There are two major problems with requirements:
1. Most people (and particularly people from an engineering background)
have a tendency to go into too much detail too soon.
2. Many people (and particularly those from a software background) think
that by producing one or more models they have magically generated
requirements.
The first problem can be likened to attempting to climb a slippery slope.
As you move up the slope so you can see a broader view and this is
equivalent to increasing the level of abstraction. As you go down the slope
your view becomes increasingly limited and this is equivalent to increasing
the level of detail, until at the bottom of the slope you become lost in a
jungle of weeds. Good requirements always avoid unnecessary details
(keeping as far up the slippery slope as possible) and this provides much
greater freedom for designers and implementers to use their creativity.
The second problem is subtler.
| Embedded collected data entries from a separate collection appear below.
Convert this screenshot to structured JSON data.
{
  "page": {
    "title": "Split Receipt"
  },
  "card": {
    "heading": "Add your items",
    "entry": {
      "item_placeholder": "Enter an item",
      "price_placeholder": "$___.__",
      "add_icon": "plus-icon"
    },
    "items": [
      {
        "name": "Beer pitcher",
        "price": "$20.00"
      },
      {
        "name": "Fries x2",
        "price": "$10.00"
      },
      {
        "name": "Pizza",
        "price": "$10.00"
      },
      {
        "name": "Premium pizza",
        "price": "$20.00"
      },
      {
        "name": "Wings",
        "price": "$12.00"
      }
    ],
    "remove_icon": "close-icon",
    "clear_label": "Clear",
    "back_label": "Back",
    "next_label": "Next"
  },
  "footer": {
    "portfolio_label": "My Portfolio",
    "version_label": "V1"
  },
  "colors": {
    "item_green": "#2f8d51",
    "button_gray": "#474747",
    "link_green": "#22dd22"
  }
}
There is no doubt that creating models is a
good way of understanding a problem. The issue is whether the models
produced have sufficient semantics to stand by themselves as a clear
statement of what is required. All too often models (and modellers) tend to
go into too much detail and find themselves slipping inexorably down the
slippery slope. It is therefore important that appropriate models are
created and then used as a basis for writing down the requirements.
The primary aim of educating people to write good requirements is to make
them aware of these two problems. I will argue that in a good training
course the best approach is to concentrate on understanding the difference
between problem and solution.
I will describe how we achieve this in the Requirements Training courses
organized by Telelogic. The method involves running through a series of
exercises that bring home the differences. The notion of modelling as a
means of creating a common understanding of a problem that enables the
students to deduce the real requirements is explored.
Bio
Ken Jackson has over 35 years experience in the development of software
based systems. The main contributors to this have been 15 years working in
the Ministry of Defence and 12 years working in the software industry.
For the last 8 years he has been employed by Telelogic where his main task
has been to help organisations to use the DOORS product effectively. This
involves assessing and improving the organisation’s requirements processes
and then mapping these via a data model to DOORS. He has taken a leading
role in the development and delivery of training courses to teach
requirements management. He is a co-author of two books that address the
topic of requirements management in a systems engineering context.
His hobbies include playing the organ, listening to music and watching cricket.